Señala, en adición, que el a quo vulneró el principio de justicia rogada por referirse al incumplimiento del régimen de tránsito aduanero por parte del transportista, lo cual, no corresponde al objeto del debate.

3. De lo antes sintetizado, es del caso puntualizar que la Sala percibe una evidente incoherencia en la formulación de la alzada, pues, por un lado, el recurrente indica que la sanción se aplica con independencia de que el declarante no hubiere actuado en la operación de tránsito que causó la pérdida de la mercancía; y, por el otro, manifiesta que la responsabilidad de Panalpina S.A., se genera en la Resolución que declaró el incumplimiento del régimen de tránsito aduanero, el cual se atribuyó, según Resolución 50209 de 26 de junio de 19964, a la empresa de transporte SISU Tolima. Obsérvese que el apelante, no expresa con claridad su argumento en el sentido de si la imposición de la sanción obedece o no a la eventual participación de Panalpina en la operación de tránsito, y a ello se agrega lo inverosímil de su cuestionamiento, en torno a que el fallo recurrido hubiere vulnerado el principio de justicia rogada, al hacer referencia al incumplimiento del régimen de tránsito aduanero por parte del transportista; cuando, según se anotó, es el apoderado de La DIAN, quien ha argüido la no terminación de dicho régimen, como causante de la responsabilidad de la empresa demandante.

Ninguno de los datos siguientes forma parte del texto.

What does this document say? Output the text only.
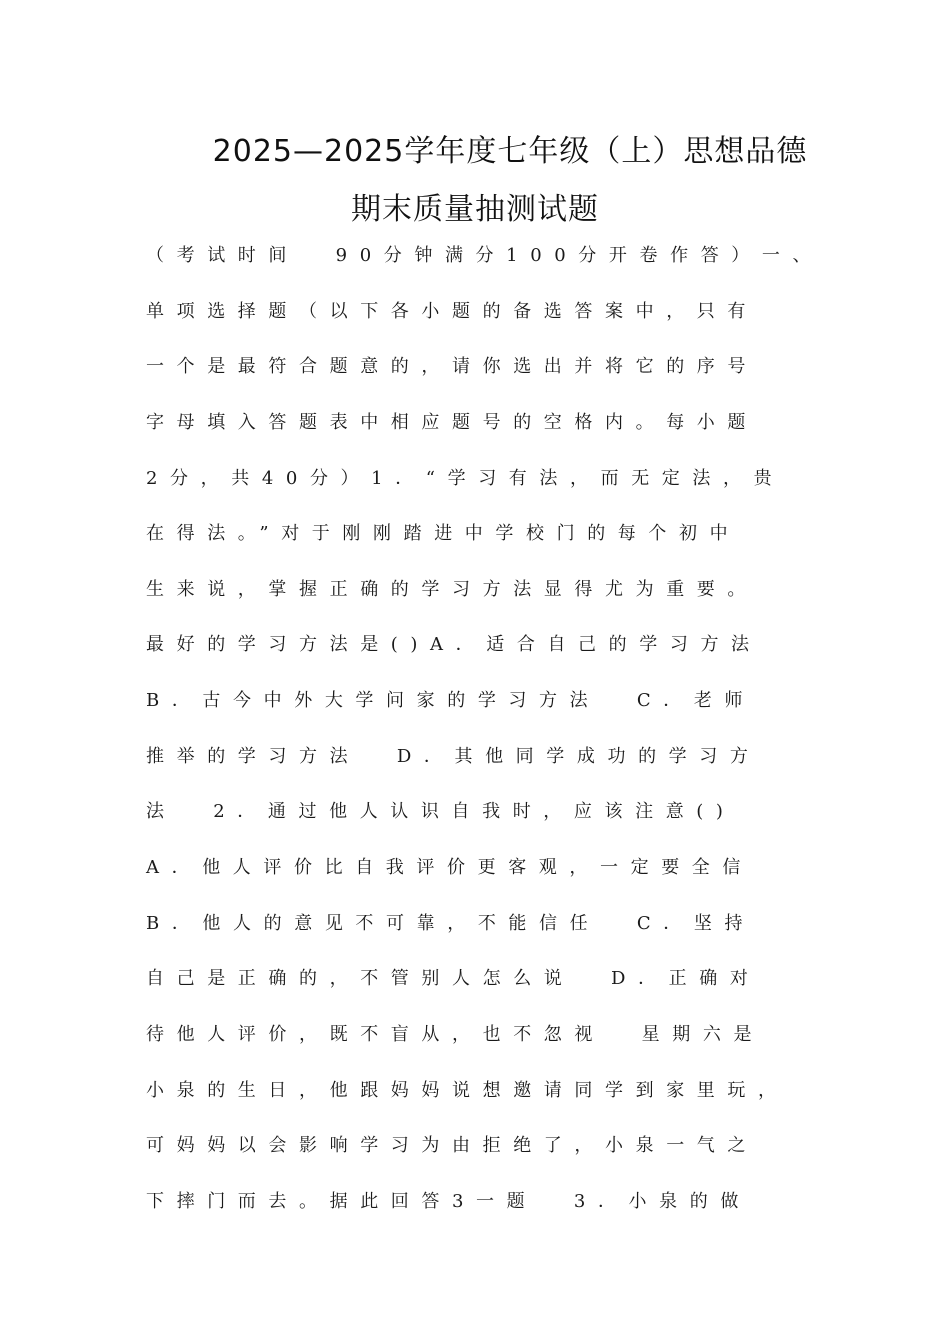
2025—2025学年度七年级（上）思想品德
期末质量抽测试题
（考试时间  90分钟满分100分开卷作答）一、
单项选择题（以下各小题的备选答案中，只有
一个是最符合题意的，请你选出并将它的序号
字母填入答题表中相应题号的空格内。每小题
2分，共40分）1．“学习有法，而无定法，贵
在得法。”对于刚刚踏进中学校门的每个初中
生来说，掌握正确的学习方法显得尤为重要。
最好的学习方法是()A．适合自己的学习方法
B．古今中外大学问家的学习方法  C．老师
推举的学习方法  D．其他同学成功的学习方
法  2．通过他人认识自我时，应该注意()
A．他人评价比自我评价更客观，一定要全信
B．他人的意见不可靠，不能信任  C．坚持
自己是正确的，不管别人怎么说  D．正确对
待他人评价，既不盲从，也不忽视  星期六是
小泉的生日，他跟妈妈说想邀请同学到家里玩，
可妈妈以会影响学习为由拒绝了，小泉一气之
下摔门而去。据此回答3一题  3．小泉的做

Pues bien, pese a los desatinos argumentativos advertidos en el recurso de apelación, la Sala estima que debe centrar su estudio en dilucidar si las resoluciones acusadas, se ajustaron a la legalidad al aplicar a Panalpina S.A. la sanción establecida en el artículo 73 del Decreto 1909 de 1992, por no poner a disposición de la DIAN la mercancía, objeto de tránsito aduanero. Ello, aun cuando se determinó que el incumplimiento de dicho régimen se atribuyó a la empresa transportista, según la Resolución arriba referenciada; y por ende, fue esta la causante de la pérdida de la mercadería.

La sanción cuya aplicación se controvierte es la señalada en el artículo 73 del Decreto 1909 de 1992, vigente para la época de los hechos, el cual, establecía en lo pertinente, lo siguiente:

“Sanción a aplicar cuando no sea posible aprehender la mercancía.

Cuando la mercancía no se haya podido aprehender por haber sido consumida, destruida, transformada, porque no se haya puesto a disposición de la autoridad aduanera o por cualquier otra circunstancia, procederá la aplicación de una sanción equivalente al 200% del valor de la misma.

La sanción prevista en el inciso anterior se impondrá a quien se haya beneficiado de la operación, a quien tuvo derecho o disposición sobre las mercancías o a quien de alguna manera intervino en dicha operación. Esta sanción se podrá aplicar de manera solidaria a los responsables por la infracción…”. (resaltado fuera de texto).

Frente a la aplicación de la anterior sanción a Panalpina S.A., como declarante de la mercancía en una operación, cuya infracción se generó bajo el régimen de tránsito aduanero, es preciso señalar varios aspectos.

En primer lugar, se evidencia en el proceso que la mercadería fue sometida al mencionado régimen, habiendo actuado como transportador la compañía de Transportes SISU Ltda., y como declarante la Empresa Panalpina S.A. Así, en declaración de tránsito aduanero 2586 de 31 de julio de 19955, consta que el mencionado régimen fue autorizado por la DIAN, y el mismo tuvo como aduana de partida, la de la Ciudad de Cartagena, debiendo culminar el 11 de agosto del mismo año, en la aduana de destino de Bogotá.

Asimismo, consta en el expediente que respecto del régimen anotado se materializó un incumplimiento por no haber llegado la carga a su destino, de acuerdo con lo señalado en la Resolución 50209 de 25 de junio de 1996, por la cual se emite tal declaratoria y se ordena hacer efectiva la póliza de seguros constituida por la empresa transportadora para garantizar la finalización del tránsito aduanero, según lo previsto al efecto, por el Decreto 2402 de 1991 en y la Resolución 3333 vigentes para la época de ocurrencia de los hechos.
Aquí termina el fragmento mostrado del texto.